PKS: Rapor Merah Kebijakan Ketenagakerjaan Jokowi
OTENTIK (JAKARTA) – Dalam rangka memperingati
Hari Buruh Internasional (International Mayday) pada tanggal 1 Mei 2023,
bertempat di Kantor DPP PKS, TB. Simatupang, Partai Keadilan Sejahtera (PKS)
melakukan konferensi pers pernyataan sikap terkait kebijakan Ketenagakerjaan di
era Pemerintahan Presiden Joko Widodo (Jokowi).
Hadir dalam
kegiatan tersebut, Wakil Ketua Bidang Ketenagakerjaan DPP PKS Indra SH.M.H,
Ketua Departemen Jaringan Bidang Ketenagakerjaan DPP PKS Muhamad Rusdi, Ketua
Departemen Advokasi Budi Setiadi, Ketua Departemen Pekerja Migran, Mohamad
Anom, Ketua Departemen Hubungan Industrial, Ricardo Lumalessil serta didampingi oleh para pengurus Bidang
Ketenagakerjaan DPP PKS.
Dalam
pernyataanya Indra, menyampaikan nasib para pekerja/buruh Indonesia yang
jumlahnya sangat besar tersebut diposisikan tidak penting dan tidak
dikedepankan oleh pemerintahan Jokowi.

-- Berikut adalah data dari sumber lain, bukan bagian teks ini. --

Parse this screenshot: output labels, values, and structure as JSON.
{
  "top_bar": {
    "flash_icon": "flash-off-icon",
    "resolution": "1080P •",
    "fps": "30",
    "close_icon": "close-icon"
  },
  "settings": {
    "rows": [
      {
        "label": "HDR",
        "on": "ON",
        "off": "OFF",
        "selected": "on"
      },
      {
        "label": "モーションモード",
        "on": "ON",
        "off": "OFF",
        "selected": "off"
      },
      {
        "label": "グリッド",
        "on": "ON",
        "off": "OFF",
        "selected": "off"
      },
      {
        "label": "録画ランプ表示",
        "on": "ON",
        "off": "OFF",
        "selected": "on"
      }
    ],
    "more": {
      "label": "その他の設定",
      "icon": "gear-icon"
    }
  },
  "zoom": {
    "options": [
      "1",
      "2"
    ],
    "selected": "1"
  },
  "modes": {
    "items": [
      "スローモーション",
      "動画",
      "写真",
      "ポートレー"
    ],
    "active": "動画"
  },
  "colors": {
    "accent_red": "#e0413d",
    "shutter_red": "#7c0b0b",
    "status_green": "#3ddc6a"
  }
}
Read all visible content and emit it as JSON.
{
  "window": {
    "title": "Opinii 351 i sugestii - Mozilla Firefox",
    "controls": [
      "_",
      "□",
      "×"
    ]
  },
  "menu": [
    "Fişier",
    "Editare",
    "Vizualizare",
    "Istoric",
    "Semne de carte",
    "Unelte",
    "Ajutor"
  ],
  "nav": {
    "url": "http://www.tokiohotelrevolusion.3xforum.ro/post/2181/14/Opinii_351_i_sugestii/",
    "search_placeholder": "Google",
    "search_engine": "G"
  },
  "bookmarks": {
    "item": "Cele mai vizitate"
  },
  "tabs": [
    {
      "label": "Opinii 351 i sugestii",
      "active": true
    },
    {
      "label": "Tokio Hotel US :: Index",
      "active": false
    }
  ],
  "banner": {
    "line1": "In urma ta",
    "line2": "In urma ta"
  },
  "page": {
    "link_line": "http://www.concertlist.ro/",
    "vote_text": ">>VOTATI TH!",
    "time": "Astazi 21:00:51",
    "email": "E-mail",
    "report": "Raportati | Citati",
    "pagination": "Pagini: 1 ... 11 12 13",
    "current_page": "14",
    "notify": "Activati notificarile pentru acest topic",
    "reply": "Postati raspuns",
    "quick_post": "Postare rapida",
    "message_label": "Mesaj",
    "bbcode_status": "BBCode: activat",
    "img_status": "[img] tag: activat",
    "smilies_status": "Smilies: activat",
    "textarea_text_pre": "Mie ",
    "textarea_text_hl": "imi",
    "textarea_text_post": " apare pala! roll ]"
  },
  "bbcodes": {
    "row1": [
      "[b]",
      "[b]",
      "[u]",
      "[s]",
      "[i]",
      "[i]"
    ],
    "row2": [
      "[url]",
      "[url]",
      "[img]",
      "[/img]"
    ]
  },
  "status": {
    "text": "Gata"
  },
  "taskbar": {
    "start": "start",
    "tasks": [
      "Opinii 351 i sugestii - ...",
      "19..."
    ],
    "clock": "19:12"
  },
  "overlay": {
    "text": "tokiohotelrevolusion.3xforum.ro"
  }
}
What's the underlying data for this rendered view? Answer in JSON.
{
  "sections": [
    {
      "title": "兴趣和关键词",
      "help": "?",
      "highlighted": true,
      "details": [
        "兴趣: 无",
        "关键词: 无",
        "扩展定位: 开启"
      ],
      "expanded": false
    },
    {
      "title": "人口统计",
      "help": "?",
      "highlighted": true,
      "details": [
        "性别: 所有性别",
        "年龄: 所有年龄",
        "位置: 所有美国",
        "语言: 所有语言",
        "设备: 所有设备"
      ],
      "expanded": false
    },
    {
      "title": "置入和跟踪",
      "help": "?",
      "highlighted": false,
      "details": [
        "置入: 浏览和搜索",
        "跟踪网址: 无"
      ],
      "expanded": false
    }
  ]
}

Yang ada pekerja/buruh Indonesia
dimarjinalkan, dipinggirkan, dan posisinya semakin terhimpit dan semakin
merana.
"Hal ini
setidaknya bisa terlihat dalam berbagai kebijakan yang dikeluarkan oleh Jokowi
khususnya dalam berbagai produk peraturan perundang-undangan yang ternyata
politik hukumnya tidak mencerminkan pentingnya posisi pekerja/buruh dan tidak
nampaknya keberpihakkan kepada pekerja/buruh," ungkapnya di kantor DPTP
PKS, Jakarta, Senin (1/5/2023).
Indra
melanjutkan, Undang-undang Cipta Kerja dan berbagai peraturan pelaksanaannya
yang digadang-gadang Jokowi dihadirkan untuk menciptakan lapangan pekerjaan dan
mensejahterakan pekerja/buruh Indonesia ternyata justru sebaliknya, yakni
oligarki berpesta dan pekerja/buruh merana.
Undang-undang
Cipta Kerja justru semakin memberi ruang untuk hadirnya tenaga kerja asing,
politik upah murah, PHK yang semakin dipermudah, kompensasi PHK yang
diperkecil, outsourcing (alih daya) yang sangat diperluas, pekerja kontrak yang
semakin diperluas dan diperpanjang waktunya, entitas serikat pekerja/serikat
buruh yang diperlemah, dan berbagai hal lainnya yang membuat posisi
pekerja/buruh semakin terhimpit, sulit, dan semakin merana.
Selain
persoalan politik hukum pemerintahan Jokowi yang tidak berpihak kepada
pekerja/buruh Indonesia, menurut Indra, kondisi perburuhan Indonesia semakin
dipersuram oleh lemahnya penegakkan hukum (law enforcement) atas berbagai
regulasi ketenagakerjaan yang ada.
"Kesewenang-wenangan,
penyimpangan, dan berbagai pelanggaran norma ketenagakerjaan begitu marak
terjadi diberbagai tempat. Banyak PHK sepihak, pesangon yang tidak dibayar,
upah dibawah upah minimum, pemagangan-outsourcing-kerja kontrak yang
menyimpang, intimidasi kebebasan berserikat, tenaga kerja asing unskill, dan
seterusnya yang tidak tersentuh dan tidak mendapatkan penanganan sebagaimana
mestinya," imbuhnya.
Indra juga
menyoroti terkait persoalan nasib dan status pengemudi daring yang tidak kalah
pelik dan rumit. Menurutnya sampai saat ini posisi para pengemudi daring
semakin tidak jelas perlindungan hukumnya, dan semakin jauh dari keadilan dan
kesejahteraan.
Belum lagi
persolan pekerja migran Indonesia yang tidak kalah komplek dan memprihatinkan.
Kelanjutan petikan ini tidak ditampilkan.